PEP 8 states:
Imports are always put at the top of the file, just after any module comments and docstrings, and before module globals and constants.
However if the class/method/function that I am importing is only used by a child process, surely it is more efficient to do the import when it is needed? My code is basically:
p = multiprocessing.Process(target=main,args=(dump_file,))
p.start()
p.join()
print u"Process ended with exitcode: {}".format(p.exitcode)
if os.path.getsize(dump_file) > 0:
blc = BugLogClient(listener='http://21.18.25.06:8888/bugLog/listeners/bugLogListenerREST.cfm',appName='main')

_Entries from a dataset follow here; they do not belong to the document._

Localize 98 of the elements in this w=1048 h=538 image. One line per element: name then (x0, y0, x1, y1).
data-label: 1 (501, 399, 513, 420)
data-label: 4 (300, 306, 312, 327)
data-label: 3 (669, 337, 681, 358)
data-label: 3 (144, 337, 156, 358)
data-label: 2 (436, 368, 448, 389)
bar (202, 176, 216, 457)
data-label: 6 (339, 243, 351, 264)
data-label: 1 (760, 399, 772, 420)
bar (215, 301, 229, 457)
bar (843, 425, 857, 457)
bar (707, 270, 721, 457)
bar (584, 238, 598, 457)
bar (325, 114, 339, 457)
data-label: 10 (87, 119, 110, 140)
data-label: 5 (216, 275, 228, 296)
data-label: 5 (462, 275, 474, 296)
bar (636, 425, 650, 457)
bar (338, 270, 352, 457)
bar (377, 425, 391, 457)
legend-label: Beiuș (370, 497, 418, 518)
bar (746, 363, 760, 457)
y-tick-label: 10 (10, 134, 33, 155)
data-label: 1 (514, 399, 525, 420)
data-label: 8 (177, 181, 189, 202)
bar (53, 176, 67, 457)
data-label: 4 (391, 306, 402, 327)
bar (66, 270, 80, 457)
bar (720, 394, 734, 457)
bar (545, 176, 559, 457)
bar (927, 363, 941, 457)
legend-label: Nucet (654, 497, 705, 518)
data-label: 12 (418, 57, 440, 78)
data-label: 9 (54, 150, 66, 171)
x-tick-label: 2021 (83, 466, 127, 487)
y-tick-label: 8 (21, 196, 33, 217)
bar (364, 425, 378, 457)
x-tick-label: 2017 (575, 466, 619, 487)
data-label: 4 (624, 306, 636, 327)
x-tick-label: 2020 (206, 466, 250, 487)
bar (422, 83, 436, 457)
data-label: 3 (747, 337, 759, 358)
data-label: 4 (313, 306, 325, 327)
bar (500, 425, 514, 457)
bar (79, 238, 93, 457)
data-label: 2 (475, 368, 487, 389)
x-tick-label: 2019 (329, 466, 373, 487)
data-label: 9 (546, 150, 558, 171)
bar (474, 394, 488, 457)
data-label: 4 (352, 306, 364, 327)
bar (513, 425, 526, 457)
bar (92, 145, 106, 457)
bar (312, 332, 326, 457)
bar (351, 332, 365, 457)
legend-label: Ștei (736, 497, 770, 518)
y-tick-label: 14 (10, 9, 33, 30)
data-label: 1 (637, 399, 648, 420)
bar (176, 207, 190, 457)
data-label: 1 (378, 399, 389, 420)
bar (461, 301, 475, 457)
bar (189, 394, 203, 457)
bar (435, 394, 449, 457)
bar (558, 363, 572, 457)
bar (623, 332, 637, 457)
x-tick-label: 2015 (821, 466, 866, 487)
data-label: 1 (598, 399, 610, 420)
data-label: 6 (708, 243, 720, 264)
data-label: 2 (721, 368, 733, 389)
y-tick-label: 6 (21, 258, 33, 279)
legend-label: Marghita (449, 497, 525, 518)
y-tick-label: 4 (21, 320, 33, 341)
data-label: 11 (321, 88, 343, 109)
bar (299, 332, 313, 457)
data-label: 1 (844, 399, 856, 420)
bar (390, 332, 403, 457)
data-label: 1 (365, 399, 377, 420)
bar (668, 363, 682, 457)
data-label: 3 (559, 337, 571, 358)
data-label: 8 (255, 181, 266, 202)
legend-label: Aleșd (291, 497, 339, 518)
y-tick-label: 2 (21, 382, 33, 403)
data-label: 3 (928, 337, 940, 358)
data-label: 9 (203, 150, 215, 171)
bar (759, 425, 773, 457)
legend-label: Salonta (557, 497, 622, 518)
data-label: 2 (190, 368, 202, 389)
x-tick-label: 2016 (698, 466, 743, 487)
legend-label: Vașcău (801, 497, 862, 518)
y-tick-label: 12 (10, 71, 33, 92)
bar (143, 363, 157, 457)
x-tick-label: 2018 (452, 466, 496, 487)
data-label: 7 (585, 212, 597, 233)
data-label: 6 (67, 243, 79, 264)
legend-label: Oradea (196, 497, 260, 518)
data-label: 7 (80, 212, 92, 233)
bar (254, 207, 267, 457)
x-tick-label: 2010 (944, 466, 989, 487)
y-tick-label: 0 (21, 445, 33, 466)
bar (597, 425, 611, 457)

blc.notifyCrash(dump_file)
main() is the main application. This functions needs a lot of imports to run and those take up some ram space (+/- 35MB). As the application runs in another process, the imports were being done twice following PEP 8 (once by the parent process and another one by the child process). It should also be noted that this function should only be called once as the parent process is waiting to see if the application crashed and left an exitcode (thanks to faulthandler). So I coded the imports inside the main function like this:
def main(dump_file):
import shutil
import locale
import faulthandler
from PySide.QtCore import Qt
from PySide.QtGui import QApplication, QIcon
instead of:
import shutil
import locale
import faulthandler
from PySide.QtCore import Qt
from PySide.QtGui import QApplication, QIcon
def main(dump_file):
Is there an 'standard' way to handle imports done using multiprocessing?